Treatment of angiographically diagnosed vascular injuries is based on the criticality of the bleeding vessel, its size, location, and accessibility, the hemodynamic condition of the patient, and the type of lesion. Small vessels that are not essential for tissue perfusion can be treated by small particle embolization, using surgical gelatin pledgets or more permanent smaller agents. Permanent agents have no advantage, but in some instances are more easily administered through microcatheters than surgical gelatin. These agents are delivered by flow direction toward the path of least resistance, which is usually toward the bleeding site. Microcoils can be utilized for injury to a small vessel provided they can be delivered near enough to the injury site to avoid collateral recruitment that permits continued bleeding. Examples of vessels that can be treated by embolization of small particles include hemorrhage from a pelvic fracture, multifocal hepatic arterial hemorrhage, and injuries to small muscular branches in the extremities.
Injury to larger vessels such as those greater than 3 mm in diameter requires two techniques, one for essential vessels and one for expendable vessels. The treatment of essential vessels requires repair of the bleeding site while allowing continued blood flow. Thus, stent grafts can be deployed to cover the injured segment while allowing prograde flow (Fig. 15-50).
Thrombosis of popliteal artery with endovascular repair. A 46-year-old morbidly obese woman sustained comminuted tibial plateau fractures after a fall from curb. Pulses were absent. (A) Popliteal arteriogram shows complete occlusion of the mid-popliteal artery. (B) The catheter was quickly advanced to a location just above the occlusion and a guidewire advanced easily into the posterior tibial artery. An ePTFE reinforced stent graft was deployed between proximal and distal extent of the occlusion. (C) Follow-up popliteal arteriogram showed restoration of direct line flow. The entire procedure took less than 1.5 hours.

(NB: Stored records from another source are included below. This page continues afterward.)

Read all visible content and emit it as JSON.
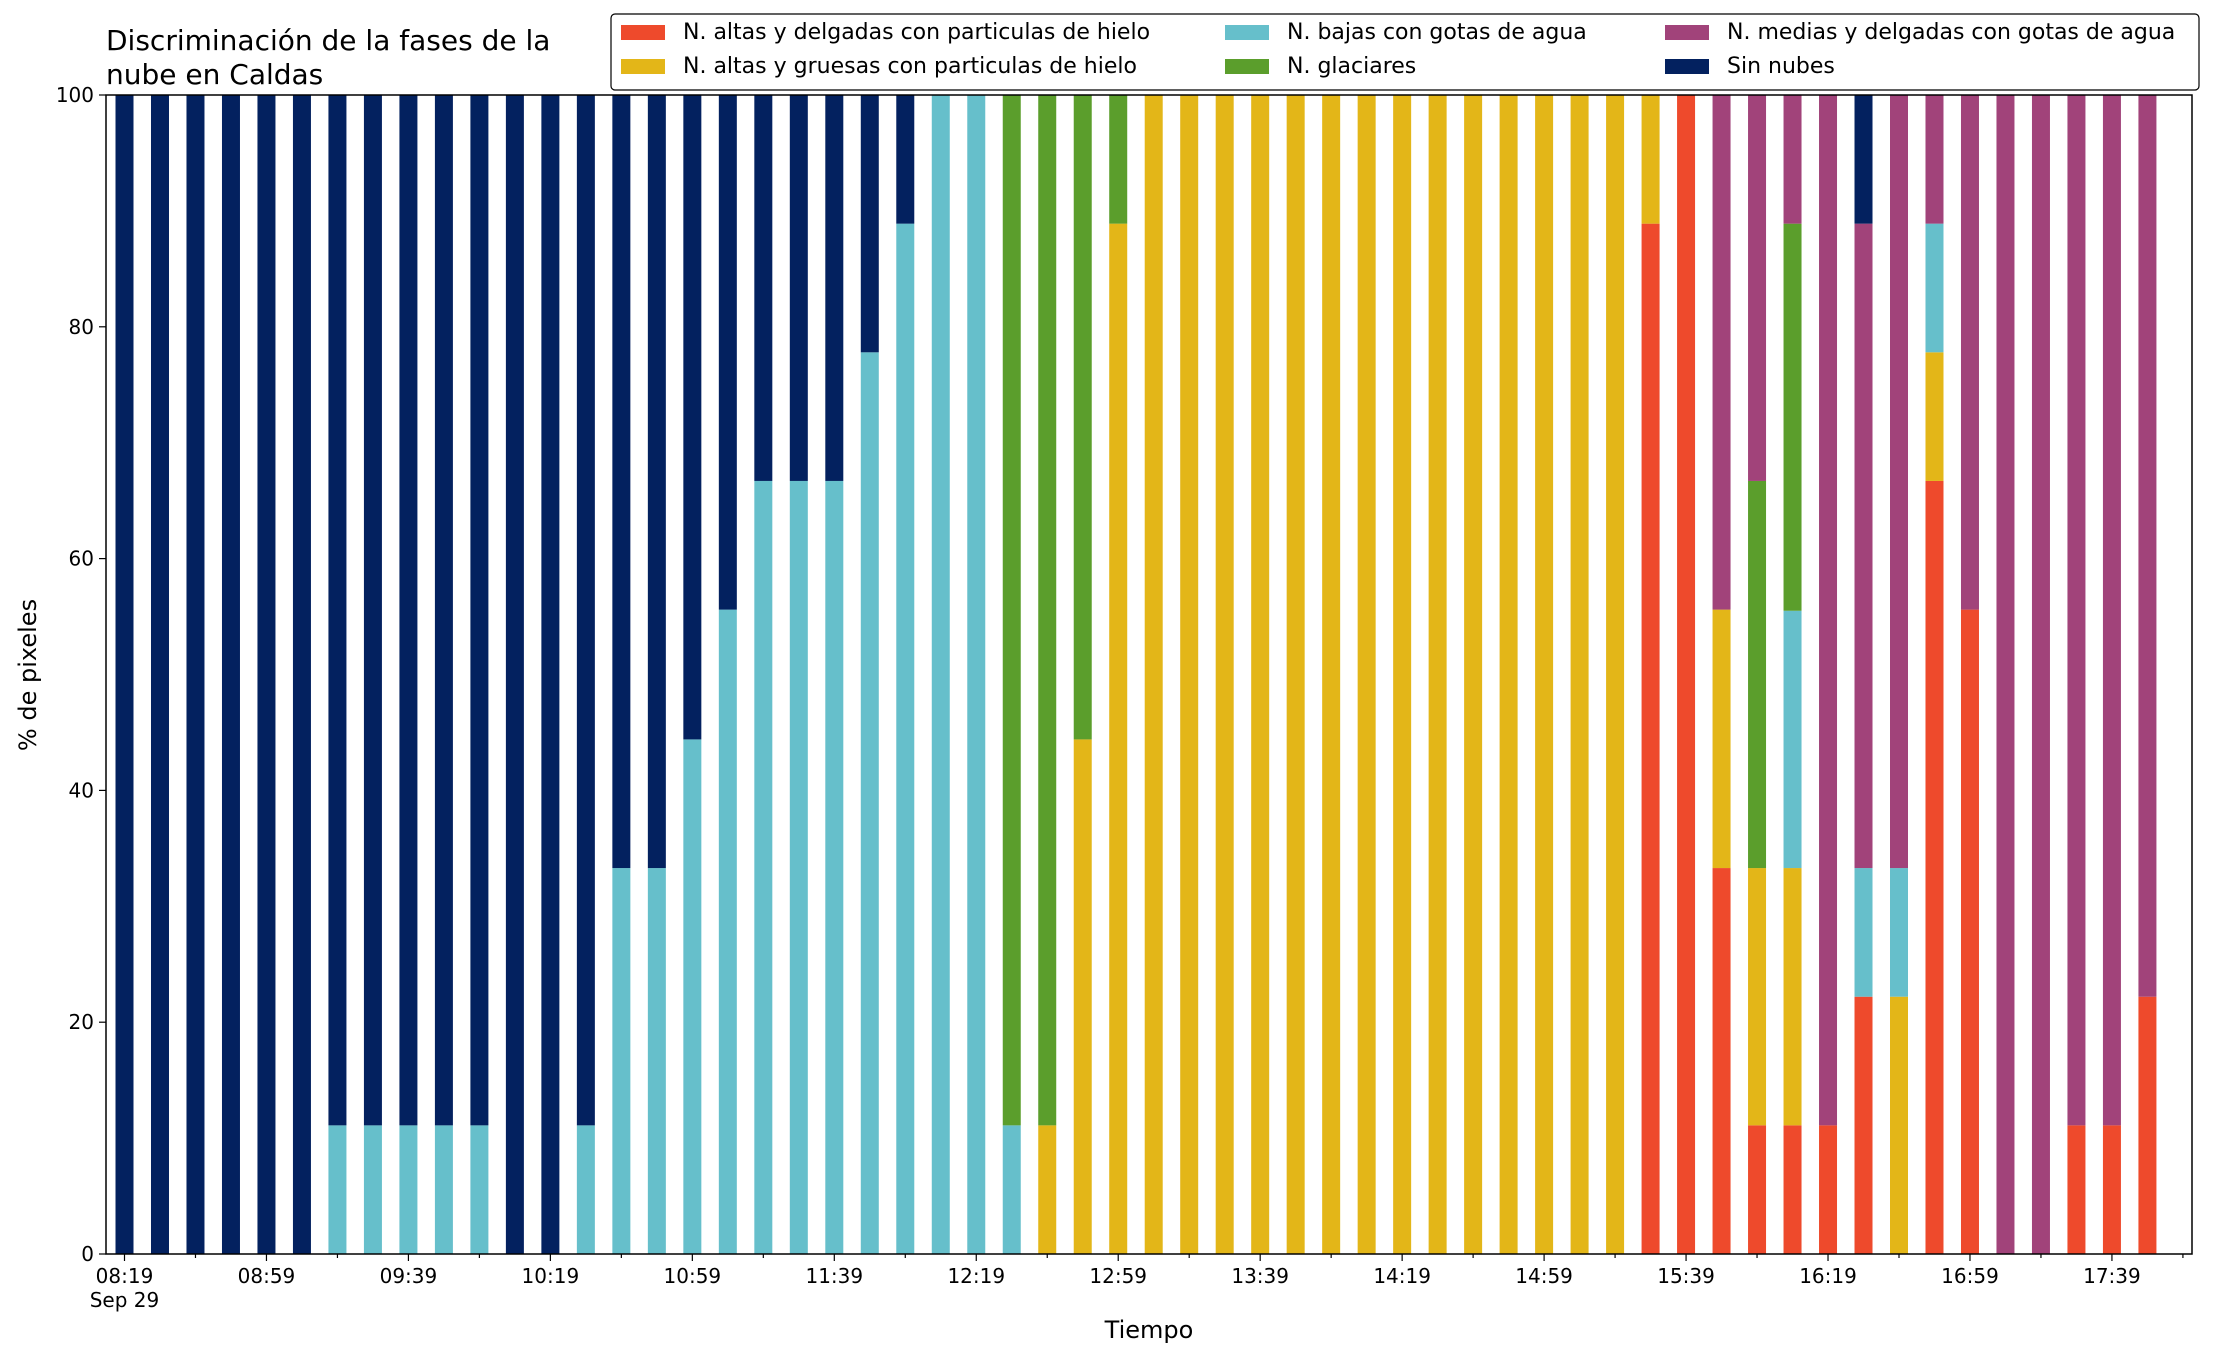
{
  "chart_data": {
    "type": "bar",
    "stacked": true,
    "title": "Discriminación de la fases de la\nnube en Caldas",
    "xlabel": "Tiempo",
    "ylabel": "% de pixeles",
    "ylim": [
      0,
      100
    ],
    "yticks": [
      0,
      20,
      40,
      60,
      80,
      100
    ],
    "grid": false,
    "legend_position": "top-right",
    "legend_columns": 3,
    "x_date": "Sep 29",
    "x_ticks": [
      "08:19",
      "08:59",
      "09:39",
      "10:19",
      "10:59",
      "11:39",
      "12:19",
      "12:59",
      "13:39",
      "14:19",
      "14:59",
      "15:39",
      "16:19",
      "16:59",
      "17:39"
    ],
    "categories": [
      "08:19",
      "08:29",
      "08:39",
      "08:49",
      "08:59",
      "09:09",
      "09:19",
      "09:29",
      "09:39",
      "09:49",
      "09:59",
      "10:09",
      "10:19",
      "10:29",
      "10:39",
      "10:49",
      "10:59",
      "11:09",
      "11:19",
      "11:29",
      "11:39",
      "11:49",
      "11:59",
      "12:09",
      "12:19",
      "12:29",
      "12:39",
      "12:49",
      "12:59",
      "13:09",
      "13:19",
      "13:29",
      "13:39",
      "13:49",
      "13:59",
      "14:09",
      "14:19",
      "14:29",
      "14:39",
      "14:49",
      "14:59",
      "15:09",
      "15:19",
      "15:29",
      "15:39",
      "15:49",
      "15:59",
      "16:09",
      "16:19",
      "16:29",
      "16:39",
      "16:49",
      "16:59",
      "17:09",
      "17:19",
      "17:29",
      "17:39",
      "17:49"
    ],
    "series": [
      {
        "name": "N. altas y delgadas con particulas de hielo",
        "color": "#ee4a2c",
        "values": [
          0,
          0,
          0,
          0,
          0,
          0,
          0,
          0,
          0,
          0,
          0,
          0,
          0,
          0,
          0,
          0,
          0,
          0,
          0,
          0,
          0,
          0,
          0,
          0,
          0,
          0,
          0,
          0,
          0,
          0,
          0,
          0,
          0,
          0,
          0,
          0,
          0,
          0,
          0,
          0,
          0,
          0,
          0,
          88.9,
          100,
          33.3,
          11.1,
          11.1,
          11.1,
          22.2,
          0,
          66.7,
          55.6,
          0,
          0,
          11.1,
          11.1,
          22.2
        ]
      },
      {
        "name": "N. altas y gruesas con particulas de hielo",
        "color": "#e3b618",
        "values": [
          0,
          0,
          0,
          0,
          0,
          0,
          0,
          0,
          0,
          0,
          0,
          0,
          0,
          0,
          0,
          0,
          0,
          0,
          0,
          0,
          0,
          0,
          0,
          0,
          0,
          0,
          11.1,
          44.4,
          88.9,
          100,
          100,
          100,
          100,
          100,
          100,
          100,
          100,
          100,
          100,
          100,
          100,
          100,
          100,
          11.1,
          0,
          22.3,
          22.2,
          22.2,
          0,
          0,
          22.2,
          11.1,
          0,
          0,
          0,
          0,
          0,
          0
        ]
      },
      {
        "name": "N. bajas con gotas de agua",
        "color": "#66bfcb",
        "values": [
          0,
          0,
          0,
          0,
          0,
          0,
          11.1,
          11.1,
          11.1,
          11.1,
          11.1,
          0,
          0,
          11.1,
          33.3,
          33.3,
          44.4,
          55.6,
          66.7,
          66.7,
          66.7,
          77.8,
          88.9,
          100,
          100,
          11.1,
          0,
          0,
          0,
          0,
          0,
          0,
          0,
          0,
          0,
          0,
          0,
          0,
          0,
          0,
          0,
          0,
          0,
          0,
          0,
          0,
          0,
          22.2,
          0,
          11.1,
          11.1,
          11.1,
          0,
          0,
          0,
          0,
          0,
          0
        ]
      },
      {
        "name": "N. glaciares",
        "color": "#5b9e2c",
        "values": [
          0,
          0,
          0,
          0,
          0,
          0,
          0,
          0,
          0,
          0,
          0,
          0,
          0,
          0,
          0,
          0,
          0,
          0,
          0,
          0,
          0,
          0,
          0,
          0,
          0,
          88.9,
          88.9,
          55.6,
          11.1,
          0,
          0,
          0,
          0,
          0,
          0,
          0,
          0,
          0,
          0,
          0,
          0,
          0,
          0,
          0,
          0,
          0,
          33.4,
          33.4,
          0,
          0,
          0,
          0,
          0,
          0,
          0,
          0,
          0,
          0
        ]
      },
      {
        "name": "N. medias y delgadas con gotas de agua",
        "color": "#a1437a",
        "values": [
          0,
          0,
          0,
          0,
          0,
          0,
          0,
          0,
          0,
          0,
          0,
          0,
          0,
          0,
          0,
          0,
          0,
          0,
          0,
          0,
          0,
          0,
          0,
          0,
          0,
          0,
          0,
          0,
          0,
          0,
          0,
          0,
          0,
          0,
          0,
          0,
          0,
          0,
          0,
          0,
          0,
          0,
          0,
          0,
          0,
          44.4,
          33.3,
          11.1,
          88.9,
          55.6,
          66.7,
          11.1,
          44.4,
          100,
          100,
          88.9,
          88.9,
          77.8
        ]
      },
      {
        "name": "Sin nubes",
        "color": "#03215f",
        "values": [
          100,
          100,
          100,
          100,
          100,
          100,
          88.9,
          88.9,
          88.9,
          88.9,
          88.9,
          100,
          100,
          88.9,
          66.7,
          66.7,
          55.6,
          44.4,
          33.3,
          33.3,
          33.3,
          22.2,
          11.1,
          0,
          0,
          0,
          0,
          0,
          0,
          0,
          0,
          0,
          0,
          0,
          0,
          0,
          0,
          0,
          0,
          0,
          0,
          0,
          0,
          0,
          0,
          0,
          0,
          0,
          0,
          11.1,
          0,
          0,
          0,
          0,
          0,
          0,
          0,
          0
        ]
      }
    ]
  }
}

Nonessential conduits, such as branches of the profunda femoris artery or the brachial artery, or one of the arteries in the shank, can be safely embolized. Particulate embolization will flow past the injury and penetrate deep into the vascular bed. When conduits are injured, this insult to the vascular bed is unnecessary. Therefore, large vessel agents are used to occlude the damaged segment of the conduit while the vascular bed is perfused through collaterals (Fig. 15-51).

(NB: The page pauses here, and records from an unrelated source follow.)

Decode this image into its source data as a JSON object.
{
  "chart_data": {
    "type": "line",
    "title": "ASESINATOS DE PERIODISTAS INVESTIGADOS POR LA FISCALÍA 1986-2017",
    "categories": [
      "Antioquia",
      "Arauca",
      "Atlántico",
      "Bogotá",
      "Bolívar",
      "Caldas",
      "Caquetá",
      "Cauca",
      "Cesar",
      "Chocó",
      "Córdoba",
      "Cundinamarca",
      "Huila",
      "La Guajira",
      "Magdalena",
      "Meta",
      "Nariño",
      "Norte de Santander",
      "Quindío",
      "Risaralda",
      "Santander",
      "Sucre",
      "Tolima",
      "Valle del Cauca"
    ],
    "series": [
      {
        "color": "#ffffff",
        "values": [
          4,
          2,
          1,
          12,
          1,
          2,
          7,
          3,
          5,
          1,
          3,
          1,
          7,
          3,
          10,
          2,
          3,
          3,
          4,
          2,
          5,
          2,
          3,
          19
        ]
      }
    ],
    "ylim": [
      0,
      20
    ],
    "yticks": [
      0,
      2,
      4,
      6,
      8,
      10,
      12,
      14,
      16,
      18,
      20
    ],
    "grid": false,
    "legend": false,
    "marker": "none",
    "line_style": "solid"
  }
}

Example of vascular isolation by proximal and distal coil occlusion. A 22-year-old male sustained a single stab wound of the upper left chest resulting in very large hemothorax. (A) Subclavian arteriogram shows that there is active arterial hemorrhage from a lacerated fourth anterior intercostal branch of the left internal mammary artery. (B) Because there was continuity between anterior and posterior intercostals, it was necessary to advance a 2.8-French microcatheter across the laceration into the distal segment to deliver a coil distally before withdrawing the catheter and delivering a coil proximally.

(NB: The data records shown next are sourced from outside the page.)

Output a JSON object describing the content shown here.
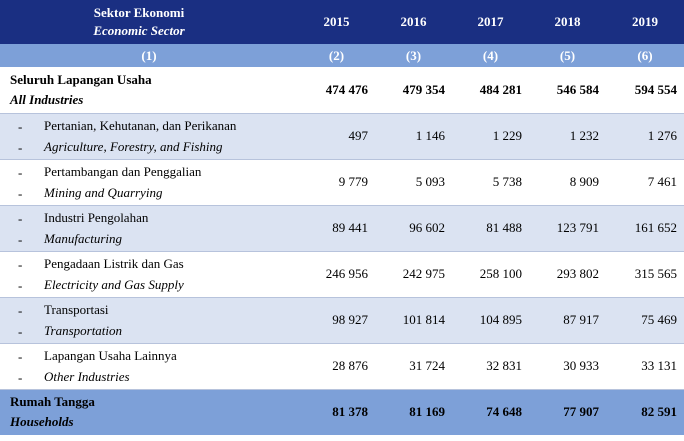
{
  "header": {
    "sector_id": "Sektor Ekonomi",
    "sector_en": "Economic Sector",
    "years": [
      "2015",
      "2016",
      "2017",
      "2018",
      "2019"
    ]
  },
  "column_numbers": [
    "(1)",
    "(2)",
    "(3)",
    "(4)",
    "(5)",
    "(6)"
  ],
  "total": {
    "label_id": "Seluruh Lapangan Usaha",
    "label_en": "All Industries",
    "values": [
      "474 476",
      "479 354",
      "484 281",
      "546 584",
      "594 554"
    ]
  },
  "rows": [
    {
      "label_id": "Pertanian, Kehutanan, dan Perikanan",
      "label_en": "Agriculture, Forestry, and Fishing",
      "values": [
        "497",
        "1 146",
        "1 229",
        "1 232",
        "1 276"
      ]
    },
    {
      "label_id": "Pertambangan dan Penggalian",
      "label_en": "Mining and Quarrying",
      "values": [
        "9 779",
        "5 093",
        "5 738",
        "8 909",
        "7 461"
      ]
    },
    {
      "label_id": "Industri Pengolahan",
      "label_en": "Manufacturing",
      "values": [
        "89 441",
        "96 602",
        "81 488",
        "123 791",
        "161 652"
      ]
    },
    {
      "label_id": "Pengadaan Listrik dan Gas",
      "label_en": "Electricity and Gas Supply",
      "values": [
        "246 956",
        "242 975",
        "258 100",
        "293 802",
        "315 565"
      ]
    },
    {
      "label_id": "Transportasi",
      "label_en": "Transportation",
      "values": [
        "98 927",
        "101 814",
        "104 895",
        "87 917",
        "75 469"
      ]
    },
    {
      "label_id": "Lapangan Usaha Lainnya",
      "label_en": "Other Industries",
      "values": [
        "28 876",
        "31 724",
        "32 831",
        "30 933",
        "33 131"
      ]
    }
  ],
  "dash": "-",
  "households": {
    "label_id": "Rumah Tangga",
    "label_en": "Households",
    "values": [
      "81 378",
      "81 169",
      "74 648",
      "77 907",
      "82 591"
    ]
  }
}
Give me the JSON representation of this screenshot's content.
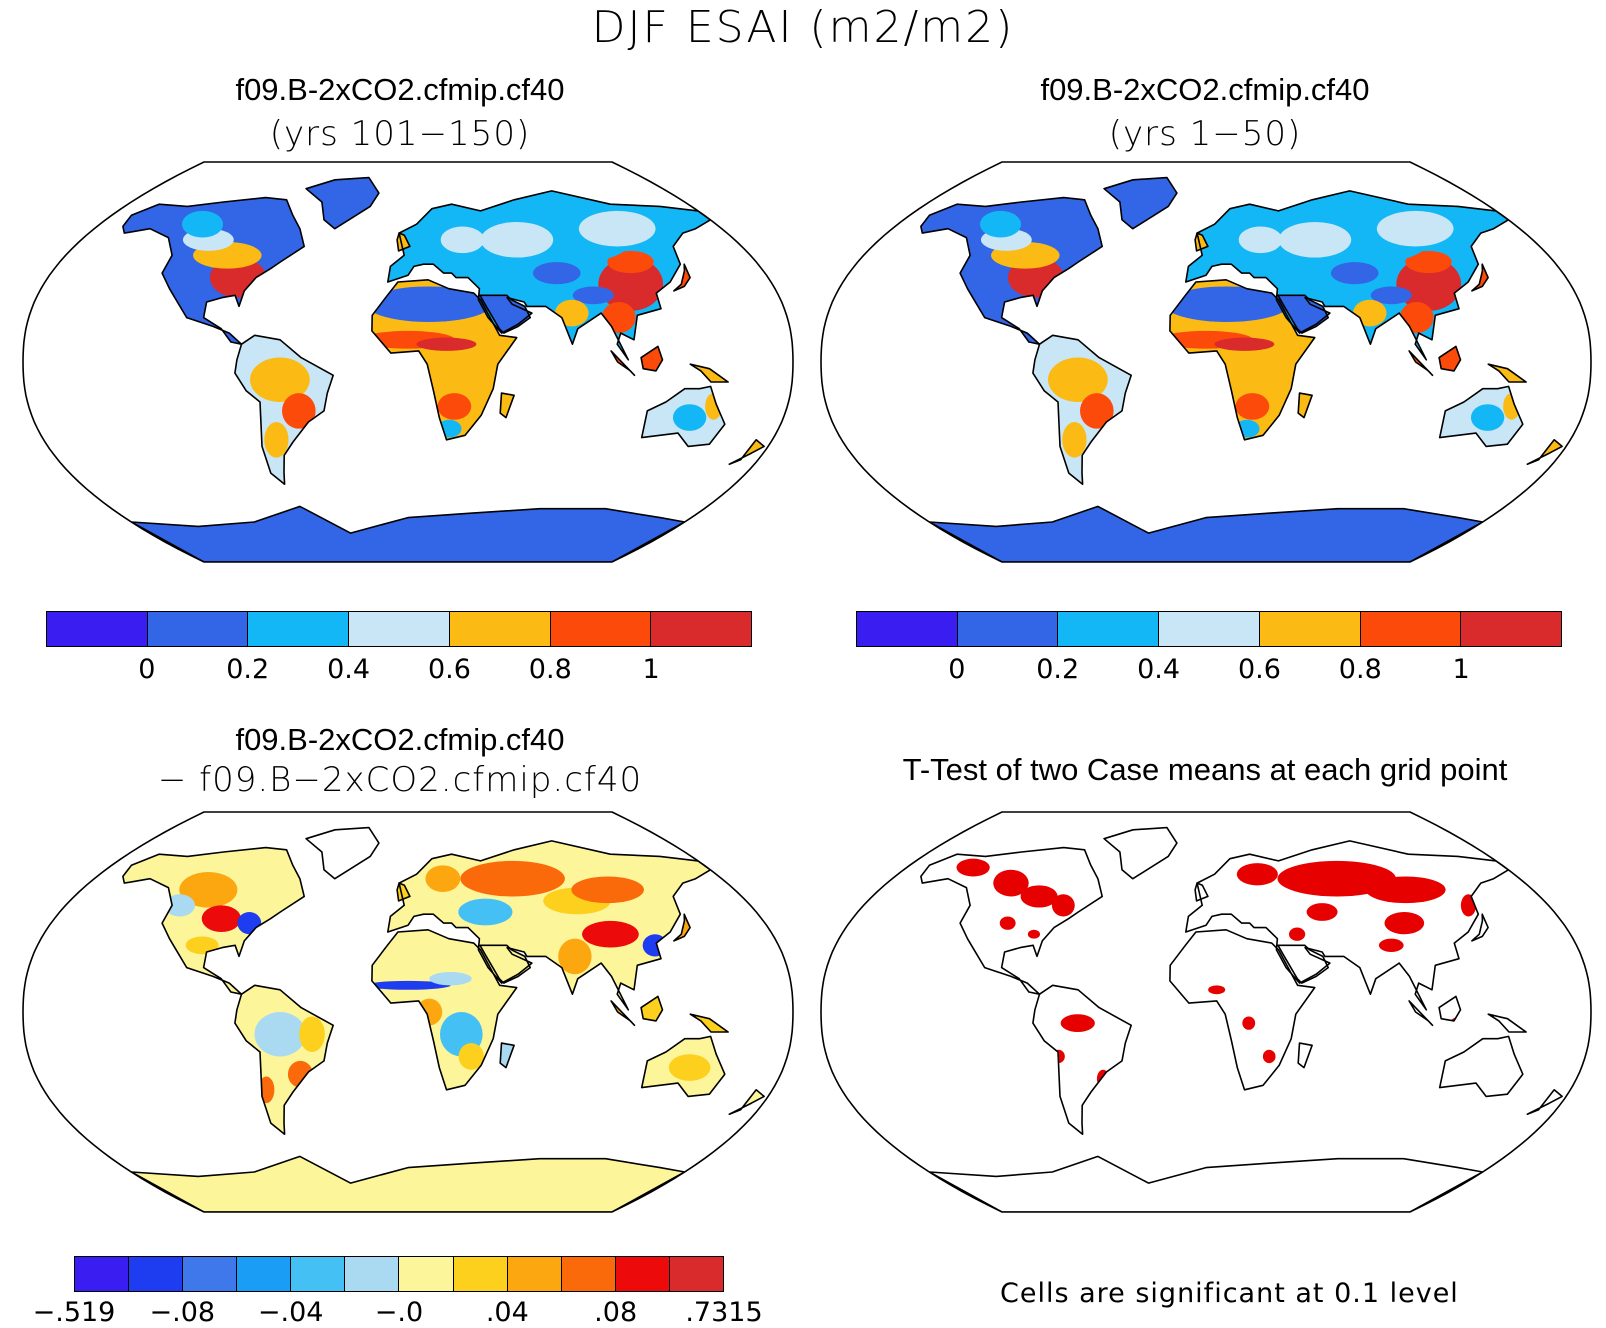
{
  "title": "DJF ESAI (m2/m2)",
  "panels": {
    "top_left": {
      "title": "f09.B-2xCO2.cfmip.cf40",
      "subtitle": "(yrs 101−150)"
    },
    "top_right": {
      "title": "f09.B-2xCO2.cfmip.cf40",
      "subtitle": "(yrs 1−50)"
    },
    "bottom_left": {
      "title": "f09.B-2xCO2.cfmip.cf40",
      "subtitle": "− f09.B−2xCO2.cfmip.cf40"
    },
    "bottom_right": {
      "title": "T-Test of two Case means at each grid point",
      "note": "Cells are significant at 0.1 level"
    }
  },
  "colorbar_mean": {
    "colors": [
      "#3a1df0",
      "#3366e6",
      "#13b7f5",
      "#c8e6f5",
      "#fbbb14",
      "#fc4a0a",
      "#d92b2b"
    ],
    "labels": [
      "0",
      "0.2",
      "0.4",
      "0.6",
      "0.8",
      "1"
    ]
  },
  "colorbar_diff": {
    "colors": [
      "#3a1df0",
      "#1e3cf0",
      "#3f78ea",
      "#1a9ef5",
      "#45c0f5",
      "#a9daf2",
      "#fcf59a",
      "#fcd01c",
      "#fca70f",
      "#fa6a0a",
      "#ec0a0a",
      "#d92b2b"
    ],
    "labels": [
      "−.519",
      "−.08",
      "−.04",
      "−.0",
      ".04",
      ".08",
      ".7315"
    ]
  },
  "ttest_color": "#e60000"
}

Coils in various sizes, some containing threads or fibers to accelerate thrombosis, are the most common devices used to occlude a large vessel. A coil is sized to have a diameter large enough to prevent distal migration, but not too large to end up recoiling into a parent, nontarget vessel.
The technique of conduit isolation attempts to occlude both the proximal and distal vessels around the area of injury by coiling (Fig. 15-51). The goal is to exclude the vascular defect and prevent rebleeding through collateral vessels. This is highly desirable in most circumstances, but mandatory when treating arteriovenous fistulas. The guidewire is carefully maneuvered distal to the injured segment, but proximal to any branches, and coils are delivered. The catheter is then withdrawn, and coils are placed in the proximal segment.